Pour sa part, Lassana N’Faly TRAORE, a remercié les manifestants pour leur mobilisation. Il a indiqué faire confiance à la justice malienne. Selon lui, les commerçants disent non truquages des élections du patronat.

Les explications
du procureur
À la suite de cette manifestation, qui s’est déroulée sans heurt majeur, le Procureur de la République près le tribunal de grande instance de la commune IV, Siaka Sirama COULIBALY, a donné des éléments d’éclaircissent à la presse.
« Nous sommes dans un État de droit. Les citoyens ont le droit de s’organiser, les citoyens ont le droit de manifester pour demander des explications, demander des comptes, pour exprimer leur opinion. C’est une exigence de l’État de droit. Donc, notre perception ne peut être que positive par rapport à une telle manifestation d’autant plus que, nous l’avons constaté, elle s’est inscrite dans un état d’esprit responsable et citoyen. Parce que, nous n’avons pas noté de débordements, nous n’avons pas noté de violence. Nous sommes sortis pour aller à leur rencontre, nous avons vu que même la voie publique n’était pas obstruée. Donc, cela est à saluer et à mettre au crédit des organisateurs.
Mais aucunement, ça ne nous met pas la pression. Comme je l’ai dit, chacun est dans son rôle.
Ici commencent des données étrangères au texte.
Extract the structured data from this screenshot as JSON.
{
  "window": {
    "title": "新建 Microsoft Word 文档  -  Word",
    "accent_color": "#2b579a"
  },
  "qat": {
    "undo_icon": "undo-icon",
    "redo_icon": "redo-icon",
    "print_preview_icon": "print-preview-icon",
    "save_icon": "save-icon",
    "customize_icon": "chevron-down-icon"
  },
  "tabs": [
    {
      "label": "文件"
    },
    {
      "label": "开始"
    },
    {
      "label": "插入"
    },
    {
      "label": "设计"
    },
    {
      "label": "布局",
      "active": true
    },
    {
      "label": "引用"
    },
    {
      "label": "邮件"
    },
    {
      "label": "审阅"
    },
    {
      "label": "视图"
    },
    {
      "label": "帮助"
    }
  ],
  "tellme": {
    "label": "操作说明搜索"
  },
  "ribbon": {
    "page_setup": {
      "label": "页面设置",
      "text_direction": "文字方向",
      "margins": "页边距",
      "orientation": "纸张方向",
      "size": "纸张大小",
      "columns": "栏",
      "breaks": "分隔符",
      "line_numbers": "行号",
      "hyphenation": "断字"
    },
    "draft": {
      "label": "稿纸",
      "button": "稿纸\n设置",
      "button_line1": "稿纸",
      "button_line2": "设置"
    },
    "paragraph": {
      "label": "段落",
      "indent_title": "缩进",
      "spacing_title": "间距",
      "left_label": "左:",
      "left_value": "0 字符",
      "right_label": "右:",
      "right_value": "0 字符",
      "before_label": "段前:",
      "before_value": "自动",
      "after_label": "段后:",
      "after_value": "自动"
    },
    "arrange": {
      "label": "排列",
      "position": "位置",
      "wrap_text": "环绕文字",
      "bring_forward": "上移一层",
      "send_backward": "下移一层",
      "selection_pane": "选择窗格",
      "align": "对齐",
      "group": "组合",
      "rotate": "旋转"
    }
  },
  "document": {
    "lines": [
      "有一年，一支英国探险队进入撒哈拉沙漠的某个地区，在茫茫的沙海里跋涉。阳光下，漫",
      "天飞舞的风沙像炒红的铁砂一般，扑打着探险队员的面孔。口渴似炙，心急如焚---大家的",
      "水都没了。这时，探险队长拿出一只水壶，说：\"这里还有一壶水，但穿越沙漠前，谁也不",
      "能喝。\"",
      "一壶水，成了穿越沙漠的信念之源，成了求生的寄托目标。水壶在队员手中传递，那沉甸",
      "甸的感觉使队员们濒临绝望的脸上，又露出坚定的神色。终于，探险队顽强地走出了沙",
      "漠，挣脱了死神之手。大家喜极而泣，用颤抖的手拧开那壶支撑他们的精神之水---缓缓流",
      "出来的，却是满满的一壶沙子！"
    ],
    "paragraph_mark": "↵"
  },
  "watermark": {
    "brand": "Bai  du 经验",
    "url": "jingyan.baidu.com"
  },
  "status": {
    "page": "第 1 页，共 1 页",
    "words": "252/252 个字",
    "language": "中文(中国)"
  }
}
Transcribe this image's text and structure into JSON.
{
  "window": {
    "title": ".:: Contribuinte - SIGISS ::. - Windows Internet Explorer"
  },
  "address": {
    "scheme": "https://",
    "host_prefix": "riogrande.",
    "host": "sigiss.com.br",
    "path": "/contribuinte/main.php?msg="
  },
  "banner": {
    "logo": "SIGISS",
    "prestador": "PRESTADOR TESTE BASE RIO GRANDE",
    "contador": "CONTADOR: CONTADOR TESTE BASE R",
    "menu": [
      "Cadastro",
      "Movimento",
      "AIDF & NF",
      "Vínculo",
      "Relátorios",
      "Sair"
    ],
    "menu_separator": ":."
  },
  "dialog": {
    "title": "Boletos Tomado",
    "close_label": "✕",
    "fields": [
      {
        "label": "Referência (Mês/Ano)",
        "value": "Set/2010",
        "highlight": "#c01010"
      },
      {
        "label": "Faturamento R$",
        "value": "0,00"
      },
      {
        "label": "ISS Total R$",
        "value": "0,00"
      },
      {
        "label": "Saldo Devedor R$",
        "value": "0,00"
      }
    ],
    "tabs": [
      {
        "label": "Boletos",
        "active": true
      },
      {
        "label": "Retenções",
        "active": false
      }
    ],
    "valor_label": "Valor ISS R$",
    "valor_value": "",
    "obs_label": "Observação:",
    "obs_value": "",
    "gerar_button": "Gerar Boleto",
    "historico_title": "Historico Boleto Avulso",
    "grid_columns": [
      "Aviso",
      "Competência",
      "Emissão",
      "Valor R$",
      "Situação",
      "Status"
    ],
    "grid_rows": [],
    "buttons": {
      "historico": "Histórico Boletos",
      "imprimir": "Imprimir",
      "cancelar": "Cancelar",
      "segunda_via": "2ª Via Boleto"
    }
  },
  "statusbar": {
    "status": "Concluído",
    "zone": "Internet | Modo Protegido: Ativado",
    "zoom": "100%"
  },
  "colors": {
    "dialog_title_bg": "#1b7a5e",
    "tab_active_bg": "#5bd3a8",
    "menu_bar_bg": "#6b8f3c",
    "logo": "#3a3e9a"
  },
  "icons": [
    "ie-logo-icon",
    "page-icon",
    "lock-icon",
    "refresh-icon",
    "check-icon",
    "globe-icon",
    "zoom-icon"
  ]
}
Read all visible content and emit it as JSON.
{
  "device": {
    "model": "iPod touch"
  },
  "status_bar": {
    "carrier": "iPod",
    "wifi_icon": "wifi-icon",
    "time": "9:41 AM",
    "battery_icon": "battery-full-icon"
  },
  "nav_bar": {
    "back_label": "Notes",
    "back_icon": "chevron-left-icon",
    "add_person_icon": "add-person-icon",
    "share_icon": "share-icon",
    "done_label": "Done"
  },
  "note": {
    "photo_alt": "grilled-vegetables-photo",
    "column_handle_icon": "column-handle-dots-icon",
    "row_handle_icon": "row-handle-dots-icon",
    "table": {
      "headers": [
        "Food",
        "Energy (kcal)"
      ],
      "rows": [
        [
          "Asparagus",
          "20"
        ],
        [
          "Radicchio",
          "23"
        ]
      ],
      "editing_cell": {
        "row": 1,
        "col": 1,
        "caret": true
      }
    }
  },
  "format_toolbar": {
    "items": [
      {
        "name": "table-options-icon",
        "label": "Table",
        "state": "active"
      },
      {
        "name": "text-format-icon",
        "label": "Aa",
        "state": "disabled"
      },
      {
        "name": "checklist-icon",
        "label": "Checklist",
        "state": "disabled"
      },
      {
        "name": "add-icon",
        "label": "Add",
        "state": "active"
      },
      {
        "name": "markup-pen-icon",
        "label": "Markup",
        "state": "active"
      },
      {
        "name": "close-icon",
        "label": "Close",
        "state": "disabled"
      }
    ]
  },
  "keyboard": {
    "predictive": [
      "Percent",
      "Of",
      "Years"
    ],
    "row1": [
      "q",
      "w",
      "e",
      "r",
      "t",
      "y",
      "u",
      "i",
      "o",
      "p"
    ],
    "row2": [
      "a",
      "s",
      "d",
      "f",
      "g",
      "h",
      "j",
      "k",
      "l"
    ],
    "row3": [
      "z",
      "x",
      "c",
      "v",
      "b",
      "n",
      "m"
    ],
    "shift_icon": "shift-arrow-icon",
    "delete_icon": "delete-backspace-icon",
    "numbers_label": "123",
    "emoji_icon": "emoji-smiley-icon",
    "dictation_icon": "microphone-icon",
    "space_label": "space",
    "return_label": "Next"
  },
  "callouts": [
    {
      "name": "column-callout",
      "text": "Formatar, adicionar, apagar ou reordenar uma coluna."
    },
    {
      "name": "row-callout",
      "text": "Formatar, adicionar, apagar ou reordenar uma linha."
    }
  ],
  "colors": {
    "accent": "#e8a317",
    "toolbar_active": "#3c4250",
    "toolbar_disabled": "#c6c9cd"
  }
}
Les manifestants, ils sont dans leur de vouloir avoir des explications, de comprendre. C’est surtout ça, de comprendre. Et nous nous sommes dans le nôtre, sereins, tranquilles. Nous travaillons, ça ne nous fait aucunement la pression. Mais seulement, il y a cette nécessité de communiquer, d’échanger, de faire comprendre. Parce que, eux, ils perçoivent comme lenteur ce que nous (homme de droit) on ne perçoit pas comme lenteur. Donc, s’il y a un dialogue qui s’installe à ce niveau, ça permettra aux uns et autres d’être au même niveau d’information. Nous comprenons leurs préoccupations, nous comprenons qu’il y a de gros enjeux derrière, qu’il y a urgence, qu’il y a nécessité à aller vite. Nous comprenons qu’il y a une situation potentiellement conflictuelle au niveau du patronat. Tous ceux-ci, l’un dans l’autre, nous interpellent tous.
Nous n’avons pas attendu cette manifestation pour nous imprégner de cette nécessité, de cette réalité. Sauf que le temps de la justice n’est pas celui du citoyen. Parfois, une procédure judiciaire a des impératifs qui font que la justice ne peut pas aller à l’allure souhaitée par les citoyens. J’en veux pour exemple dans ce dossier. Quand une écriture est déposée par l’une des parties, le temps est donné à l’autre camp de réagir à cela. Alors, c’est une cause de renvoi. Et quand cette partie réagit, l’opportunité est donnée à son adversaire de faire des observations. Donc, on se retrouve un tout petit peu dans un cycle de renvoi que le citoyen ordinaire ne comprend pas ; mais que les professionnelles comprennent comme faisant partie de la procédure judiciaire », a-t-il expliqué.
Rappelons que ce procès a démarré, le 13 octobre 2020, au tribunal de la commune IV du district de Bamako. Lors de l’audience du vendredi 23 octobre 2020, le juge du tribunal de la commune IV de Bamako a décidé de mettre l’affaire en délibéré pour ce vendredi 30 octobre.